Разговор с Зарецкой по поводу их с Чардыниным самодеятельности Ожогин давно откладывал и оттого начать его становилось все трудней. Авантюра обернулась большим успехом и обещала стать большим делом, и он понимал, что делать это дело скрытно неправильно по отношению к Зарецкой. Это не было обманом, да и докладывать обо всем, что выходит за рамки партнерства, он был не обязан. Но в том-то и суть, что их отношения давно перестали быть только партнерством. Зарецкая о Кторове не знала еще и потому, что осень, когда шли съемки, и зиму, когда Ожогин с Чардыниным запускали фильму в прокат, в Ялте почти не бывала. Ездила по делам строительства новых кинотеатров, вела переговоры о показе картин, которые Новый Парадиз, окрещенный в прессе русским Холливудом, готов предложить уважаемой публике весной.
Ожогин запустил-таки серию о капитане Бладе, в которой, как обещал, задействовал грузинского князя. Князь играл разбойника — пучил глаза, скалил зубы, раздувал ноздри и размахивал кинжалом. Для «Блада» в артековской бухте построили несколько фрегатов и каравелл.
Граф Толстой прислал сценарий «Петра I», а вместе с ним фантастическую повесть о полете на Марс, под которые тут же началось строительство декораций.
Наконец к студии прибился странный тихий человек. Он писал сказки о блистающем мире людей, преодолевающих земное притяжение или бегущих по волнам. Одна из его сказок — о девушке, ждущей принца на корабле с алыми парусами, — пленила Ожогина наивной верой в чудо.

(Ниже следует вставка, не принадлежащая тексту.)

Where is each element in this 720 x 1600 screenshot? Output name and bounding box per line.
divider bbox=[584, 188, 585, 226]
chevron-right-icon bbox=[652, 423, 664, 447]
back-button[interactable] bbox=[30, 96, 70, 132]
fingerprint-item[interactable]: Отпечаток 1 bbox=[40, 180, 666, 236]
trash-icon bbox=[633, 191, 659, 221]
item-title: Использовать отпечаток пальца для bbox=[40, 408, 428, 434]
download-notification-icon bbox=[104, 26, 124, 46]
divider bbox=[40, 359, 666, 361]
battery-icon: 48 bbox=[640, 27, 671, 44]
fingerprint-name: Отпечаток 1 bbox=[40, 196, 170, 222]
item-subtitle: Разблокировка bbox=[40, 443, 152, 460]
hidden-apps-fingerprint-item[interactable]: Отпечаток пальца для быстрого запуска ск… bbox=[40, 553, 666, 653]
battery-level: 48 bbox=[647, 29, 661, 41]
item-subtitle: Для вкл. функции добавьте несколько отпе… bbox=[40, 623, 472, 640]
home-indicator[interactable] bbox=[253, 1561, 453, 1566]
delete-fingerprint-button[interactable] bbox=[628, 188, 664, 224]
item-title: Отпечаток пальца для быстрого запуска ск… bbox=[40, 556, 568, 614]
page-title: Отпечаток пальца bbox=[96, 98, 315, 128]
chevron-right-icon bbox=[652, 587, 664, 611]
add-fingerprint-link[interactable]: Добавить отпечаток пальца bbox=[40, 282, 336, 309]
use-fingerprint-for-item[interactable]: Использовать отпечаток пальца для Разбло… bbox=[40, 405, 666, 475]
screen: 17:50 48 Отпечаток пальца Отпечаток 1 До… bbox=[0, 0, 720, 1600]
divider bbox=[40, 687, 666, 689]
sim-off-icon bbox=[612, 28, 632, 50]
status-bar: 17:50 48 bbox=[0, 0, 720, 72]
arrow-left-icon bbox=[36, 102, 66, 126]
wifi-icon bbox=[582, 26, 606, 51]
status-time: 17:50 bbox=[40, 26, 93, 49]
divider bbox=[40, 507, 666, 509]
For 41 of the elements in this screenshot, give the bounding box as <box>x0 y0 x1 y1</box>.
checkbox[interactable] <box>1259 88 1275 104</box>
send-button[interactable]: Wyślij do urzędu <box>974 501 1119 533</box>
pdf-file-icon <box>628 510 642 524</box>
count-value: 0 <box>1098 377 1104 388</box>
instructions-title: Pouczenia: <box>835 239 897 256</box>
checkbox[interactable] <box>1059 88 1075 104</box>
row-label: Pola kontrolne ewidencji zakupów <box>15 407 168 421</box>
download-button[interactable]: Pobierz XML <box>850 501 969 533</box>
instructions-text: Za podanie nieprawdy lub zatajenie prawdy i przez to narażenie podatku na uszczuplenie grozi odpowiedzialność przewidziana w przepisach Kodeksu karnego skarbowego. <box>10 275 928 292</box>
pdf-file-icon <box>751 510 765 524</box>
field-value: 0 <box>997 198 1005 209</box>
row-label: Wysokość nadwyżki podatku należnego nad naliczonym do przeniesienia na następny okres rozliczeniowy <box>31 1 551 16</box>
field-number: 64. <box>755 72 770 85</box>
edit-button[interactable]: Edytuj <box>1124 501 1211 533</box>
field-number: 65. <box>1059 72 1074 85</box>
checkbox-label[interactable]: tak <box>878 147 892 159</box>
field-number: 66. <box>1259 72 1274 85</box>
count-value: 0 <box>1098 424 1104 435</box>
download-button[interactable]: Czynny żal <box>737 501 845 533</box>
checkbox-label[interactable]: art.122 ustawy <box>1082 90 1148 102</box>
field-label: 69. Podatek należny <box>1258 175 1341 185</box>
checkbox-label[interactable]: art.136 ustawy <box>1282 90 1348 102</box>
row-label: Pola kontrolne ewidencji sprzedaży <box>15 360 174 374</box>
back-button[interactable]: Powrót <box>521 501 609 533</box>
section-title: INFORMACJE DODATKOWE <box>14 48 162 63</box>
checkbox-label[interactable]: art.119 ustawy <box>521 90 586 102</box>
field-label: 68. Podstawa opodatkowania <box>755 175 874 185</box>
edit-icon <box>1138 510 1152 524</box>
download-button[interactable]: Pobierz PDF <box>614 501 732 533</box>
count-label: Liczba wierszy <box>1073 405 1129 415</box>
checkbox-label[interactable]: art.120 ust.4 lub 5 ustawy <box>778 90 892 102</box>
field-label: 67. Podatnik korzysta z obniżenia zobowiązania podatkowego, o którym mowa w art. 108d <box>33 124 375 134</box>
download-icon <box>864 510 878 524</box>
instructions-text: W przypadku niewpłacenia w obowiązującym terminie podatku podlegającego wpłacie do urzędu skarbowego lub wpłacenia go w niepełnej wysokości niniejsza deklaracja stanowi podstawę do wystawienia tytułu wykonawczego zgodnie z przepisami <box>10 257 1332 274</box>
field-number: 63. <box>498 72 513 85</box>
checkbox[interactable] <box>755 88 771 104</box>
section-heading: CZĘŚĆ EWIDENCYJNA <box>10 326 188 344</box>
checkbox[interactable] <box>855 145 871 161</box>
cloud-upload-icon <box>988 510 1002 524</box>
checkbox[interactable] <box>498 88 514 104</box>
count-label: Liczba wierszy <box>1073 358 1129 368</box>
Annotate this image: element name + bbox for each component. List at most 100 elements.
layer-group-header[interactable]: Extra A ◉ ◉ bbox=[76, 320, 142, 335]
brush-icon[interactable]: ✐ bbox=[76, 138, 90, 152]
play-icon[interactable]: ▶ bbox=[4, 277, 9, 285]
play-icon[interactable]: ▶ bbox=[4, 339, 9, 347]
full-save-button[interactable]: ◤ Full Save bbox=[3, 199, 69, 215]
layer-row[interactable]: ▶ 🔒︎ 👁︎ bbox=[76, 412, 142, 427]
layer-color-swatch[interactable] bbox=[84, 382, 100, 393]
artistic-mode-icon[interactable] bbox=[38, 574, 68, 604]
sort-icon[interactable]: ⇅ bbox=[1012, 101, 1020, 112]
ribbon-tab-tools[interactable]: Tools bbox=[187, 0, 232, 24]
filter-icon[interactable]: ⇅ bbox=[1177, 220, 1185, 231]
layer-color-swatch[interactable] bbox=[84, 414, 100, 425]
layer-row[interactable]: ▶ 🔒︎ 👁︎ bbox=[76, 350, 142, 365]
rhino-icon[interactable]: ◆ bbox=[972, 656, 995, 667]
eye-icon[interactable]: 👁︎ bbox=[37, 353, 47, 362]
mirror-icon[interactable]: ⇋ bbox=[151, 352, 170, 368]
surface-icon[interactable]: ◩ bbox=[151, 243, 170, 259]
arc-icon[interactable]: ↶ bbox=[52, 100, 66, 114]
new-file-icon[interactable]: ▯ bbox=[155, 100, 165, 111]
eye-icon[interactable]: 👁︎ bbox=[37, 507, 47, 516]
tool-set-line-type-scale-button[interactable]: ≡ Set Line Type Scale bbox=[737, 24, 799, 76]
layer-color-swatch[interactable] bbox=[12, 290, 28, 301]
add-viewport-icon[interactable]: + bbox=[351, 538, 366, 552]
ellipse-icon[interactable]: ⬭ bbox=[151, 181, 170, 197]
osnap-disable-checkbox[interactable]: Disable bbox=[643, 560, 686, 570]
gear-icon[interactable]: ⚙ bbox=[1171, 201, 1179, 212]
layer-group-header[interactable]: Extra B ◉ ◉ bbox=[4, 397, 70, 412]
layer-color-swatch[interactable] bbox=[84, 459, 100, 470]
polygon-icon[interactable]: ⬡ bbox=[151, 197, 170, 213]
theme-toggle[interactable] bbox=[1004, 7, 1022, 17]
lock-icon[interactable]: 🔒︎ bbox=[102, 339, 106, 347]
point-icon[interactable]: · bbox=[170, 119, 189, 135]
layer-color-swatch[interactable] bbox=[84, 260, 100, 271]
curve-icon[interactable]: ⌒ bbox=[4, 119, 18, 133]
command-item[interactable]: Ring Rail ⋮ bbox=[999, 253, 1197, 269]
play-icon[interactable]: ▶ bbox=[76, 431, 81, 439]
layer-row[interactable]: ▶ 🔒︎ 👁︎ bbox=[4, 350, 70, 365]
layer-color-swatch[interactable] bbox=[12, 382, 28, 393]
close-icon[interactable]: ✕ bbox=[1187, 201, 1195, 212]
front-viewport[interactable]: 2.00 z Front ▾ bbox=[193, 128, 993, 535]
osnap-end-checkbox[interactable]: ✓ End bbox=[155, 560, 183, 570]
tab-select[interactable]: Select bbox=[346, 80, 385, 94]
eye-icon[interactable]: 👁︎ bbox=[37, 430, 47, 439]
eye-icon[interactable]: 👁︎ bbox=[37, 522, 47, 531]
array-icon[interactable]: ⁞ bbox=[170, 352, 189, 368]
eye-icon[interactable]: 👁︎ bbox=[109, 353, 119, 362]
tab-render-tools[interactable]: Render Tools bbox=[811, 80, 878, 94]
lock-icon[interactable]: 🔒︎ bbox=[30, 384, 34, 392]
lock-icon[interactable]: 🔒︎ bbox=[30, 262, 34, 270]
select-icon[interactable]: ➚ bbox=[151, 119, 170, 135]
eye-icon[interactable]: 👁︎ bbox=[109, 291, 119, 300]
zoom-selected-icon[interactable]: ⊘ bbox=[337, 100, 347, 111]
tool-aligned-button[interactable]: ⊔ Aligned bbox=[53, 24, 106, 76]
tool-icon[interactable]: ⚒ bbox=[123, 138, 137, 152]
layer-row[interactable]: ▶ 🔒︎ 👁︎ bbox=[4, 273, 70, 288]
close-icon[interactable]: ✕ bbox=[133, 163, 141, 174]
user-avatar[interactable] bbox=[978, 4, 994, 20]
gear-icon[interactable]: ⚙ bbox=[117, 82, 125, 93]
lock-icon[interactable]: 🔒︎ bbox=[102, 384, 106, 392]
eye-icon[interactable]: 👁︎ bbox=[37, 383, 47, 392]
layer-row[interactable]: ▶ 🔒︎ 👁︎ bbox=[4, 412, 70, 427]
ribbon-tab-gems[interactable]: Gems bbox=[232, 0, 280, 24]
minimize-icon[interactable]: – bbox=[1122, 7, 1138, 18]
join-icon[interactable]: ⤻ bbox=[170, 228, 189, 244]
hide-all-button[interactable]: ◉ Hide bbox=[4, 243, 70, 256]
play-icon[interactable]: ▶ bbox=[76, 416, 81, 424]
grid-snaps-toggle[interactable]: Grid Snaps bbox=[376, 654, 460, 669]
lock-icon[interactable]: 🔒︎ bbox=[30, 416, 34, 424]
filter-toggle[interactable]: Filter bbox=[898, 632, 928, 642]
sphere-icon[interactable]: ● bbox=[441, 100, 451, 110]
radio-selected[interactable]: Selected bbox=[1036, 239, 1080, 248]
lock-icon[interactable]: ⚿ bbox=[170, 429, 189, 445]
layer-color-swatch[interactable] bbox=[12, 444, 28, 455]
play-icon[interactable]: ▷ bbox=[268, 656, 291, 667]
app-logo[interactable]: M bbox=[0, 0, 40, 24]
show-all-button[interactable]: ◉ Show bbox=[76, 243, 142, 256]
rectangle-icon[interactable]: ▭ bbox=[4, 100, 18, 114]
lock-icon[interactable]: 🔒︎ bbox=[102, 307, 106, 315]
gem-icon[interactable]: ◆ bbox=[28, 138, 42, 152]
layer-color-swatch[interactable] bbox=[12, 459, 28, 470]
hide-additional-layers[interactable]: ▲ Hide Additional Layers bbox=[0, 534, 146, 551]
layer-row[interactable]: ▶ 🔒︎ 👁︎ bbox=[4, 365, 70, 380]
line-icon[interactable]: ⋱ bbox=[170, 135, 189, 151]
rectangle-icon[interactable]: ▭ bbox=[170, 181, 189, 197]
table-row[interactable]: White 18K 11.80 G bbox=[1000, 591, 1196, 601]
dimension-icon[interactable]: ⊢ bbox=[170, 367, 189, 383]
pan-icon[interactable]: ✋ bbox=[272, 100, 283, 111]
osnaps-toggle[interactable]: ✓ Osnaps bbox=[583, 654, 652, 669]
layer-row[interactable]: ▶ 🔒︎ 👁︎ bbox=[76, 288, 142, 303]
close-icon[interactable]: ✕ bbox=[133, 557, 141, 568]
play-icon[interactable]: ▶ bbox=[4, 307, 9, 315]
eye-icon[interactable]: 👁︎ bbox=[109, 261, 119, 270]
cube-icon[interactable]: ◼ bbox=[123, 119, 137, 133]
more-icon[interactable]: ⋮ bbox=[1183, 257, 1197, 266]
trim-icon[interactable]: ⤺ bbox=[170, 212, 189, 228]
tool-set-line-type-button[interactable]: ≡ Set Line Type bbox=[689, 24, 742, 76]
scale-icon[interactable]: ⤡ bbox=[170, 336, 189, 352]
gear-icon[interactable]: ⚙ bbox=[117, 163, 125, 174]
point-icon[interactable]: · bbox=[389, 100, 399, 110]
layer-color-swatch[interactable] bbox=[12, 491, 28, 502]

Итак, Зарецкая наезжала в Ялту редко, и время ее было занято обсуждением с Ожогиным строительных проблем, коих было немало. По ночам же, во флигельке перед камином, говорить о Кторове и вовсе было неуместно.
Как-то — почти сразу по заключении контракта — они встретили его в том кафе, где Ожогин заплатил за его чашку кофе. На Кторове был все тот же потрепанный пиджак, брюки с бахромой и залатанные ботинки. И сидел в той же позе — неподвижно, положив ногу на ногу, с застывшим лицом. Ожогин хотел было познакомить с ним Зарецкую и тут же все разъяснить, но что-то удержало его. Он кивнул Кторову и повел Зарецкую в дальний угол. Между тем какая-то развеселая компания через официанта передала Кторову приглашение пересесть за их столик — он уже приобрел популярность среди ялтинской публики. Кторов направился к их столику, но на полпути остановился и полез в карман за носовым платком. Не обнаружив платка, вывернул карман. Горсть стеклянных шариков брызнула на пол. Кторов поскользнулся, откинулся назад, потом резко наклонился вперед, пытаясь удержать равновесие, и принялся раскидывать в разные стороны руки и ноги, извиваться всем телом, катаясь на шариках по всему залу. Публика захохотала. Наконец Кторов плюхнулся на стул, осушил бокал вина, встал, поклонился, собрался было уходить, но неожиданно положил на стол ногу. Подумал и положил вторую. Завис в воздухе на несколько секунд и рухнул на пол. Перекувырнувшись через спину, он встал, как ни в чем не бывало вытащил из нагрудного кармана сигару, закурил, и та заискрила бенгальским огнем. Посетители кафе заревели и забили в ладоши.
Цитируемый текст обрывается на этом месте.